A Babeu campaign spokesman, Barrett Marson, told me this week that Babeu had no role in disciplining students. And for what it’s worth, from his comments in the video, Babeu seems to have sincerely thought the methods helped the students.

Rivals in the race, though, were quick to try to turn this 17-year-old case to their advantage. Democrat Tom O’Halleran called for Babeu to “come clean” about the school, and Republican Wendy Rogers, who is new to the race, called on Babeu to drop out.

CARROLL IN ROCKY POINT

Pima County Supervisor Ray Carroll got back from a couple of days in Puerto Peñasco this week, having switched places with the mayor of the Mexican city, Ernesto “Kiko” Munro, who came to Tucson.

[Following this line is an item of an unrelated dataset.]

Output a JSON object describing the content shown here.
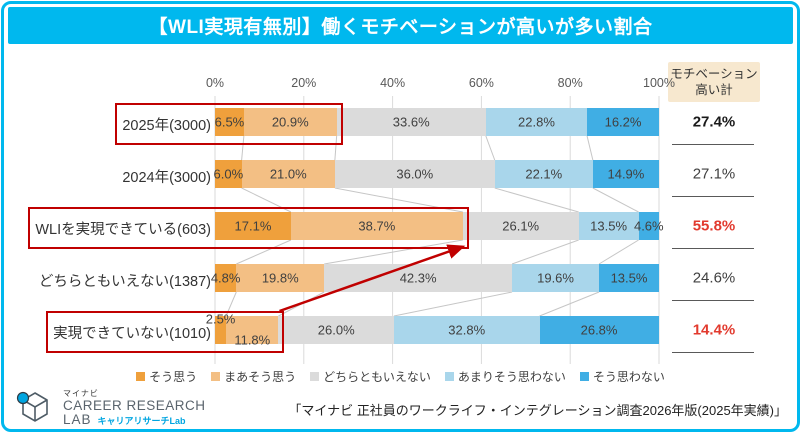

Carroll had busy days, meeting with the city council, Mexican navy and other local officials, and also had an unexpectedly hostile moment with a local journalist, Rafael Amparán Quezada.

During a press conference, Amparán Quezada questioned Carroll a bit harshly, as he acknowledged to me, over why the United States puts out “warnings” for travelers in Mexico when we can scarcely avoid being shot on this side of the border ourselves. A good question, of course, but not an issue that Carroll is responsible for.

And, of course, he was in Rocky Point to celebrate the cross-border relationship, not spoil it. But it’s good to know we reporters can be such killjoys on both sides of the line.